Final answer:
By expanding and simplifying the equation, we proved that the left side is equal to the right side, thus the formula is true for all natural numbers n.
Step-by-step explanation:
To prove that the formula is true for all natural numbers n using mathematical induction, we need to show that the formula is true for the base case (n = 1), and then assume that it is true for some arbitrary natural number k, and prove that it is also true for k + 1.
Base Case: When n = 1, the formula becomes: 2³ = 2*1²*(1+1)²
Simplifying both sides, we get: 8 = 2*1*4
This is true, so the formula holds for the base case.

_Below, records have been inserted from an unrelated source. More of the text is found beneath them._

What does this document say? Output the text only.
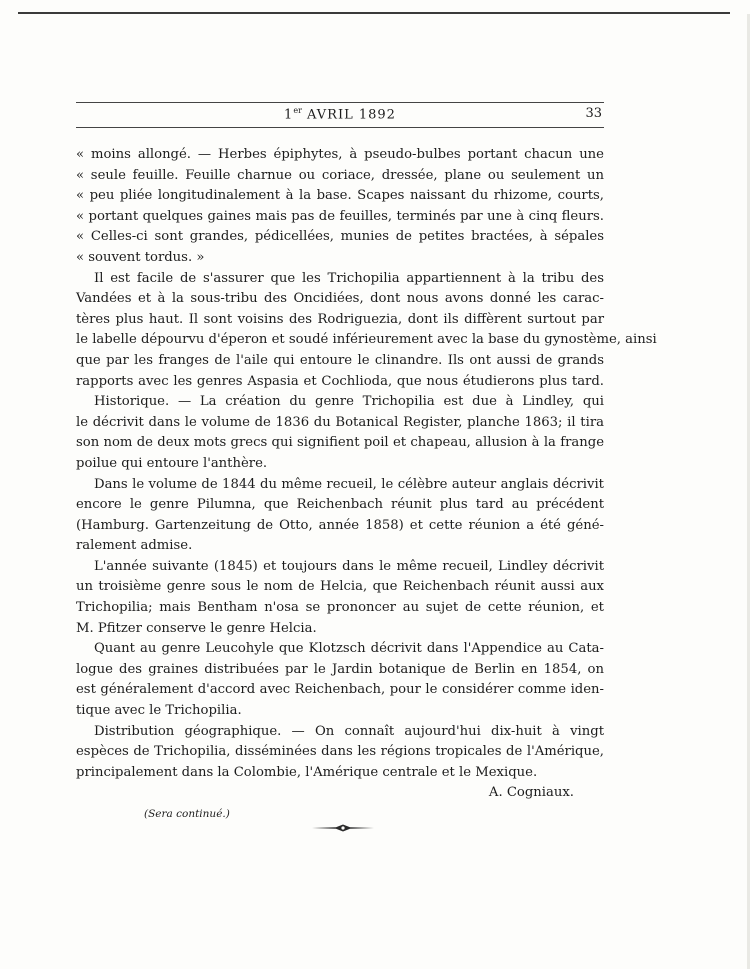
1er AVRIL 1892	33
« moins allongé. — Herbes épiphytes, à pseudo-bulbes portant chacun une
« seule feuille. Feuille charnue ou coriace, dressée, plane ou seulement un
« peu pliée longitudinalement à la base. Scapes naissant du rhizome, courts,
« portant quelques gaines mais pas de feuilles, terminés par une à cinq fleurs.
« Celles-ci sont grandes, pédicellées, munies de petites bractées, à sépales
« souvent tordus. »
Il est facile de s'assurer que les Trichopilia appartiennent à la tribu des
Vandées et à la sous-tribu des Oncidiées, dont nous avons donné les carac-
tères plus haut. Il sont voisins des Rodriguezia, dont ils diffèrent surtout par
le labelle dépourvu d'éperon et soudé inférieurement avec la base du gynostème, ainsi
que par les franges de l'aile qui entoure le clinandre. Ils ont aussi de grands
rapports avec les genres Aspasia et Cochlioda, que nous étudierons plus tard.
Historique. — La création du genre Trichopilia est due à Lindley, qui
le décrivit dans le volume de 1836 du Botanical Register, planche 1863; il tira
son nom de deux mots grecs qui signifient poil et chapeau, allusion à la frange
poilue qui entoure l'anthère.
Dans le volume de 1844 du même recueil, le célèbre auteur anglais décrivit
encore le genre Pilumna, que Reichenbach réunit plus tard au précédent
(Hamburg. Gartenzeitung de Otto, année 1858) et cette réunion a été géné-
ralement admise.
L'année suivante (1845) et toujours dans le même recueil, Lindley décrivit
un troisième genre sous le nom de Helcia, que Reichenbach réunit aussi aux
Trichopilia; mais Bentham n'osa se prononcer au sujet de cette réunion, et
M. Pfitzer conserve le genre Helcia.
Quant au genre Leucohyle que Klotzsch décrivit dans l'Appendice au Cata-
logue des graines distribuées par le Jardin botanique de Berlin en 1854, on
est généralement d'accord avec Reichenbach, pour le considérer comme iden-
tique avec le Trichopilia.
Distribution géographique. — On connaît aujourd'hui dix-huit à vingt
espèces de Trichopilia, disséminées dans les régions tropicales de l'Amérique,
principalement dans la Colombie, l'Amérique centrale et le Mexique.
A. Cogniaux.
(Sera continué.)
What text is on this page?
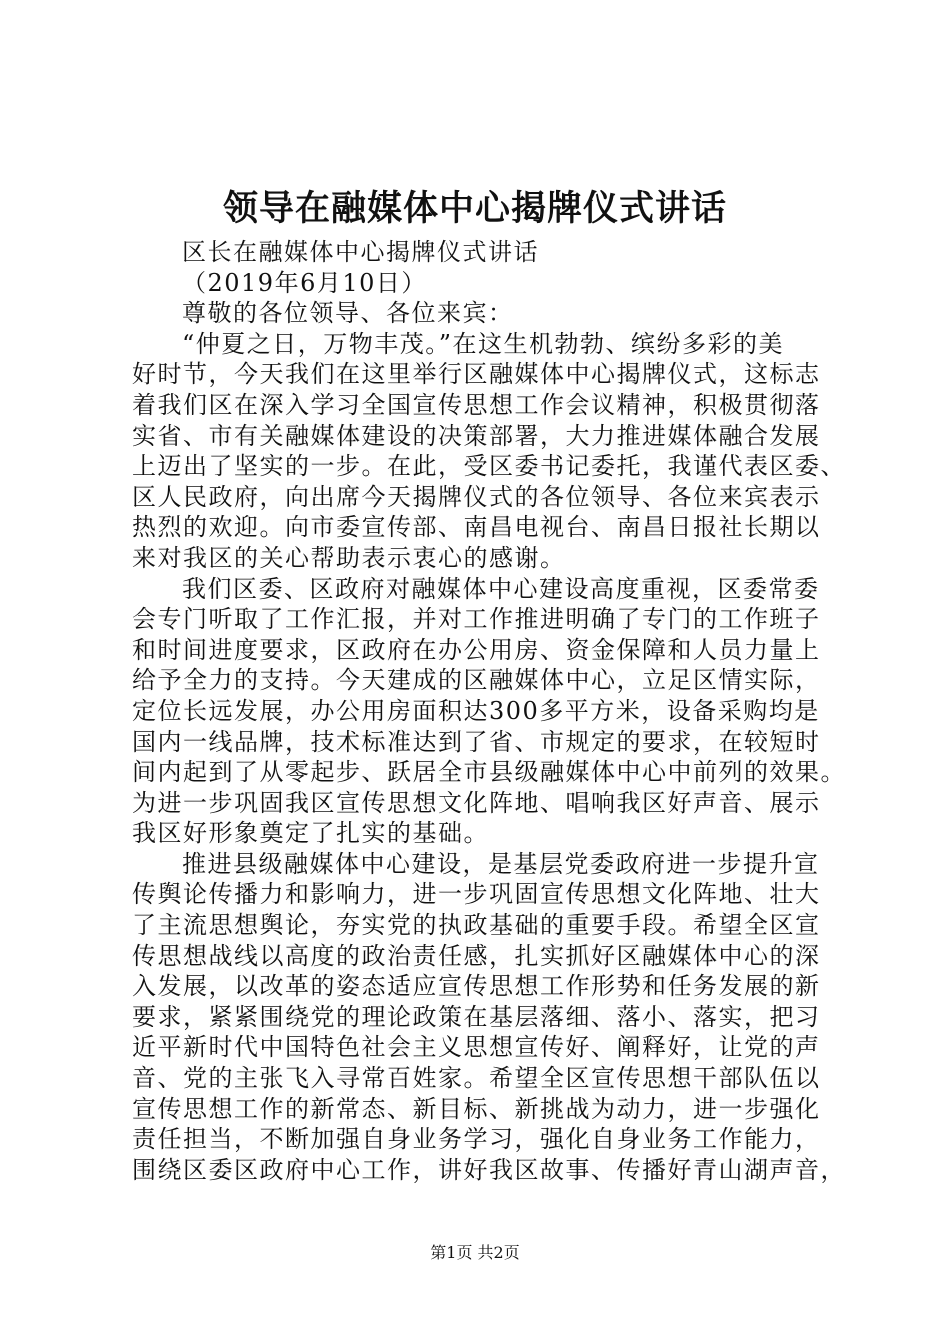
领导在融媒体中心揭牌仪式讲话

区长在融媒体中心揭牌仪式讲话

（2019年6月10日）

尊敬的各位领导、各位来宾：

“仲夏之日，万物丰茂。”在这生机勃勃、缤纷多彩的美

好时节，今天我们在这里举行区融媒体中心揭牌仪式，这标志

着我们区在深入学习全国宣传思想工作会议精神，积极贯彻落

实省、市有关融媒体建设的决策部署，大力推进媒体融合发展

上迈出了坚实的一步。在此，受区委书记委托，我谨代表区委、

区人民政府，向出席今天揭牌仪式的各位领导、各位来宾表示

热烈的欢迎。向市委宣传部、南昌电视台、南昌日报社长期以

来对我区的关心帮助表示衷心的感谢。

我们区委、区政府对融媒体中心建设高度重视，区委常委

会专门听取了工作汇报，并对工作推进明确了专门的工作班子

和时间进度要求，区政府在办公用房、资金保障和人员力量上

给予全力的支持。今天建成的区融媒体中心，立足区情实际，

定位长远发展，办公用房面积达300多平方米，设备采购均是

国内一线品牌，技术标准达到了省、市规定的要求，在较短时

间内起到了从零起步、跃居全市县级融媒体中心中前列的效果。

为进一步巩固我区宣传思想文化阵地、唱响我区好声音、展示

我区好形象奠定了扎实的基础。

推进县级融媒体中心建设，是基层党委政府进一步提升宣

传舆论传播力和影响力，进一步巩固宣传思想文化阵地、壮大

了主流思想舆论，夯实党的执政基础的重要手段。希望全区宣

传思想战线以高度的政治责任感，扎实抓好区融媒体中心的深

入发展，以改革的姿态适应宣传思想工作形势和任务发展的新

要求，紧紧围绕党的理论政策在基层落细、落小、落实，把习

近平新时代中国特色社会主义思想宣传好、阐释好，让党的声

音、党的主张飞入寻常百姓家。希望全区宣传思想干部队伍以

宣传思想工作的新常态、新目标、新挑战为动力，进一步强化

责任担当，不断加强自身业务学习，强化自身业务工作能力，

围绕区委区政府中心工作，讲好我区故事、传播好青山湖声音，

第1页 共2页
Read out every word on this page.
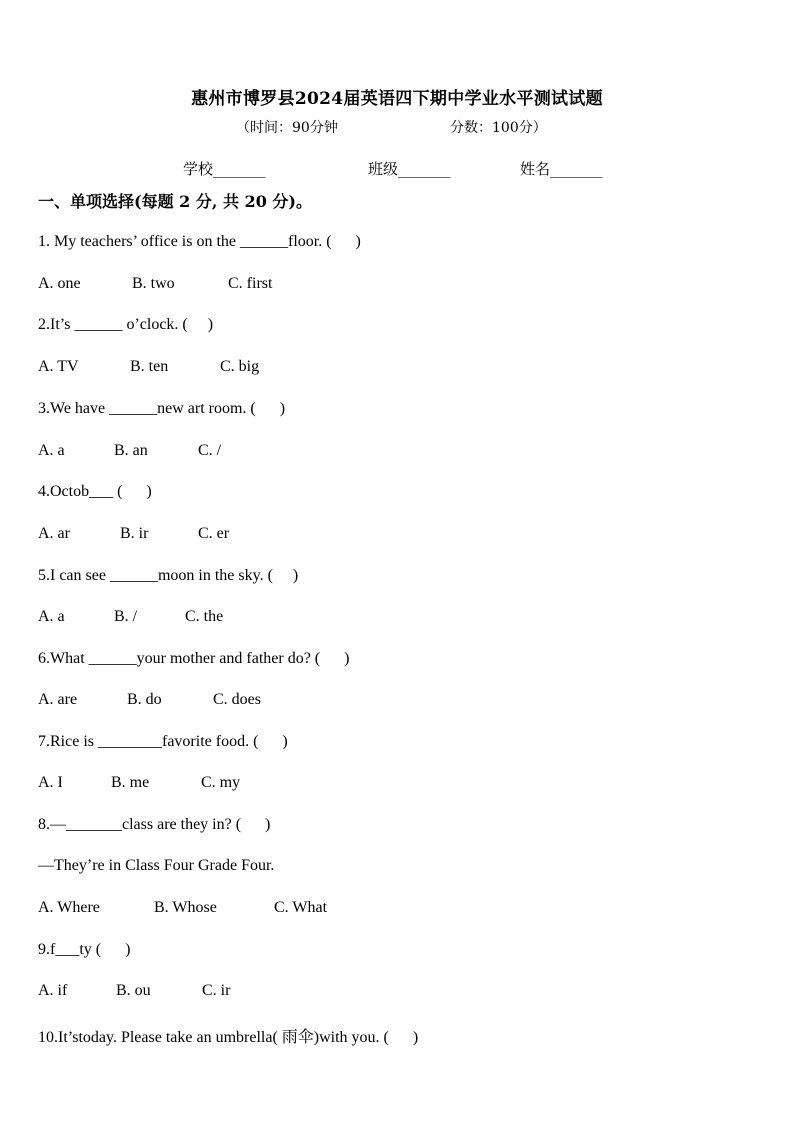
惠州市博罗县2024届英语四下期中学业水平测试试题
（时间：90分钟	分数：100分）
学校_______	班级_______	姓名_______
一、单项选择(每题 2 分, 共 20 分)。
1. My teachers’ office is on the ______floor. (      )
A. one	B. two	C. first
2.It’s ______ o’clock. (     )
A. TV	B. ten	C. big
3.We have ______new art room. (      )
A. a	B. an	C. /
4.Octob___ (      )
A. ar	B. ir	C. er
5.I can see ______moon in the sky. (     )
A. a	B. /	C. the
6.What ______your mother and father do? (      )
A. are	B. do	C. does
7.Rice is ________favorite food. (      )
A. I	B. me	C. my
8.—_______class are they in? (      )
—They’re in Class Four Grade Four.
A. Where	B. Whose	C. What
9.f___ty (      )
A. if	B. ou	C. ir
10.It’stoday. Please take an umbrella( 雨伞)with you. (      )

Inductive Step: Assuming that the formula is true for some arbitrary natural number k, we have:
2³ + 4³ + 6³ + ... + (2k)³ = 2k²*(k+1)²
We need to prove that the formula also holds for k + 1:
2³ + 4³ + 6³ + ... + (2k)³ + (2(k+1))³ = 2(k+1)²*(k+1+1)²
To prove this, we start with the left side of the equation and use the assumption that the formula holds for k:
LHS = 2³ + 4³ + 6³ + ... + (2k)³ + (2(k+1))³
= 2k²*(k+1)² + (2(k+1))³
Expanding the second term, we get: 2k²*(k+1)² + 8(k+1)³
Factoring out (k+1)², we have: (k+1)²(2k² + 8(k+1))
Expanding the second term, we get: (k+1)²(2k² + 8k + 8)
Simplifying further, we have: (k+1)²(2k² + 8k + 8) = (k+1)²(2(k² + 4k + 4))
Notice that k² + 4k + 4 is the square of (k+2), so we can rewrite the equation as:
(k+1)²(2(k+2)²) = 2(k+1)²((k+2)²)
Which is equal to the RHS of the equation.
Since we have proved that the formula holds for the base case and the inductive step, we can conclude that the formula is true for all natural numbers n.